(Minghui.org) All’avvicinarsi delle festività natalizie, piazza Mynttorget e il vicino Palazzo Reale di Stoccolma sono di nuovo animati da turisti. Il 2 dicembre i praticanti della Falun Dafa hanno svolto un’attività per rendere partecipe le persone sulla pratica di meditazione e sulla continua repressione in Cina.

Molti turisti si sono fermati per avere maggiori informazioni, compresi quelli provenienti da altre nazioni come Regno Unito, Francia, Germania, Italia e altri. Alcuni di loro hanno firmato la petizione che chiede la fine delle atrocità in Cina. Un uomo sollevando il pollice in su ha detto: "Continuate così!".

I pedoni leggono i manifesti in piazza Mynttorget, vicino al Palazzo Reale di Stoccolma, il 2 dicembre 2017

Un praticante descrive varie torture subite dai praticanti in Cina

Una donna, mentre i praticanti parlavano con altri passanti della repressione in Cina, ascoltava con attenzione; più tardi si è presentata come presidente di un'associazione giornalistica per i diritti umani. La donna era lì per una cerimonia di premiazione sui diritti umani; dopo aver scattato molte foto e firmato la petizione, ha detto che le avrebbe pubblicate sui suoi social network.

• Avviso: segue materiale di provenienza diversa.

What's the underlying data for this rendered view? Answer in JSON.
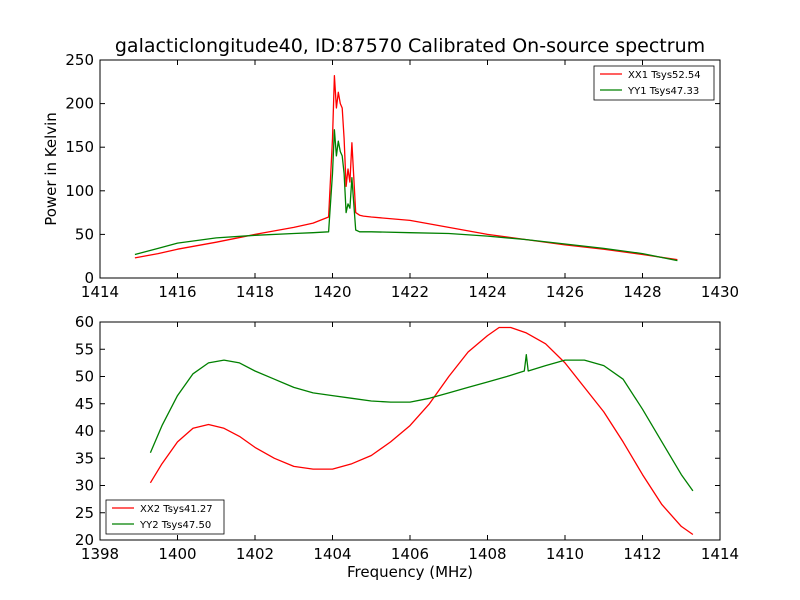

La donna, riguardo ai crimini del prelievo forzato di organi da parte del regime cinese contro i prigionieri di coscienza del Falun Gong, ha detto: "Ne parlerò con altre persone. Questi avvenimenti non possono essere ignorati"; ha poi lasciato i suoi contatti per ricevere ulteriori aggiornamenti.

Un giornalista per i diritti umani fotografa la meditazione seduta

Parecchi cinesi si sono fermati per leggere i cartelloni. Tre giovani hanno raccontato di essere in grado, in Cina, di accedere alle notizie estere utilizzando software che annullano il blocco Internet; erano entusiasti di vedere con i loro occhi i praticanti mentre eseguivano liberamente gli esercizi.

I passanti firmano la petizione per sostenere il Falun Gong

Uno dei giovani ha poi deciso di ritirare la sua appartenenza alle organizzazioni del Partito Comunista Cinese per prendere posizione contro la brutale persecuzione.